Inicialmente la alternativa “natural-artificial” constituyó uno de los ejes
centrales de las controversias sobre la industrialización. Durante esos años, la
mayoría de las definiciones provenientes del ámbito oficial se alinearon en favor
de actividades basadas en la dotación de recursos propios del país. En esta línea
parecía apoyarse Juan Domingo Perón, quien se hiciera cargo en 1944 del
Consejo Nacional de Postguerra, con preferencia por las industrias de materia
prima genuinamente nacional, y reticente a las industrias artificiales cuya vida
económica dependiera de alguna forma de protección.
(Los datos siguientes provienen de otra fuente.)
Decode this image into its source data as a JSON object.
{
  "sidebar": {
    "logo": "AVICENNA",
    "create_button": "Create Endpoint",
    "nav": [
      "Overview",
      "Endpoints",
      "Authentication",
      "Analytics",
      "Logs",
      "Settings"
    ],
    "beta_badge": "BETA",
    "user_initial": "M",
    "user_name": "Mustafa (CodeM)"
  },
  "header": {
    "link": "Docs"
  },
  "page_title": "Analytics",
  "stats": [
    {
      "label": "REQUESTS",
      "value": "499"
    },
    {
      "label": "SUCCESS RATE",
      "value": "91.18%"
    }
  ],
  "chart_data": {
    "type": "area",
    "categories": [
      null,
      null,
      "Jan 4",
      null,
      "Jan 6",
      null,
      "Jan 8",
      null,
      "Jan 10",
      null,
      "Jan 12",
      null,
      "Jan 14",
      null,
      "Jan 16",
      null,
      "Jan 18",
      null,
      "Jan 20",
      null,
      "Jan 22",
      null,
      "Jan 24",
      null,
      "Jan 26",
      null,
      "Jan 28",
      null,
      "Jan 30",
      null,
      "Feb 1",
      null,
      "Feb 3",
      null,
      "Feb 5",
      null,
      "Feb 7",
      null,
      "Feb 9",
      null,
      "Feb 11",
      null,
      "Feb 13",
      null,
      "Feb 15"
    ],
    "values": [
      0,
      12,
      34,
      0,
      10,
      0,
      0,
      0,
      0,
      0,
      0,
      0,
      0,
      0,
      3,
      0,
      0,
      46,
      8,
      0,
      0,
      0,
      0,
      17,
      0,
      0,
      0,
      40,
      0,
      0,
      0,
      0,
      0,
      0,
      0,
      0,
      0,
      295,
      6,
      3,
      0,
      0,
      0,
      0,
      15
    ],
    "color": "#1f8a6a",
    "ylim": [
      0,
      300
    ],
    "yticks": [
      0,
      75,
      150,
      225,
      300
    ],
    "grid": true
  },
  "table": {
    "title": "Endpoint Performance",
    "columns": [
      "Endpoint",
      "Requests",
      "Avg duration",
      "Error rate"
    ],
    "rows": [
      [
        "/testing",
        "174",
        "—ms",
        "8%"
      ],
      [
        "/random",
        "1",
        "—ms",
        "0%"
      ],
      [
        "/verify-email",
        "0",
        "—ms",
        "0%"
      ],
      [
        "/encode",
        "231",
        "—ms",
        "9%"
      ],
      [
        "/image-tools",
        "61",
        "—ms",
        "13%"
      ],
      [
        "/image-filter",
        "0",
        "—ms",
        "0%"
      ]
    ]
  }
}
Sin embargo, esa no sería la línea que prevalecería. La balanza se fue
inclinando en favor de la sustitución de importaciones basada en el mercado
interno, dada la consolidación del desarrollo manufacturero, la experiencia vivida
por las FFAA al quedar bloqueada la provisión externa de armamentos, así como
las previsiones referidas a las tendencias dominantes en la economía mundial.
A medida que se acercaba el fin de la guerra, crecían los reclamos
industriales para evitar un retroceso en lo logrado en ese campo que se derivaría
de la competencia externa. Las exigencias se fortalecieron por la preocupación
ante la reaparición de los problemas ocupacionales de los años treinta. Las ideas
industrialistas gozaban de una creciente gravitación en Latinoamérica. Como
resultado, se difundirían propuestas de política económica destinadas a impulsar
y proteger el desenvolvimiento manufacturero y se erigirían reclamos a las
potencias más avanzadas para que cooperaran en esa consolidación.
El desarrollo industrial era visto como “un medio eficaz para elevar el nivel
de vida de los pueblos americanos, aprovechar mejor sus recursos naturales e
incrementar el comercio internacional”. Durante los años de guerra, desde los
propios Estados Unidos habían llegado estímulos directos para la consolidación
de los procesos de industrialización sustitutiva, en un contexto de competencia
con Gran Bretaña por los mercados sudamericanos.
Argentina era uno de los países en los que el pensamiento industrialista
tenía mayor gravitación y donde podía esperarse una orientación de política
económica más clara en esa dirección. Los sectores que recurrentemente habían
esperado, ante cada conmoción mundial, la rehabilitación del antiguo orden,
volvieron a hacerse presentes defendiendo el mantenimiento de la esfera británica.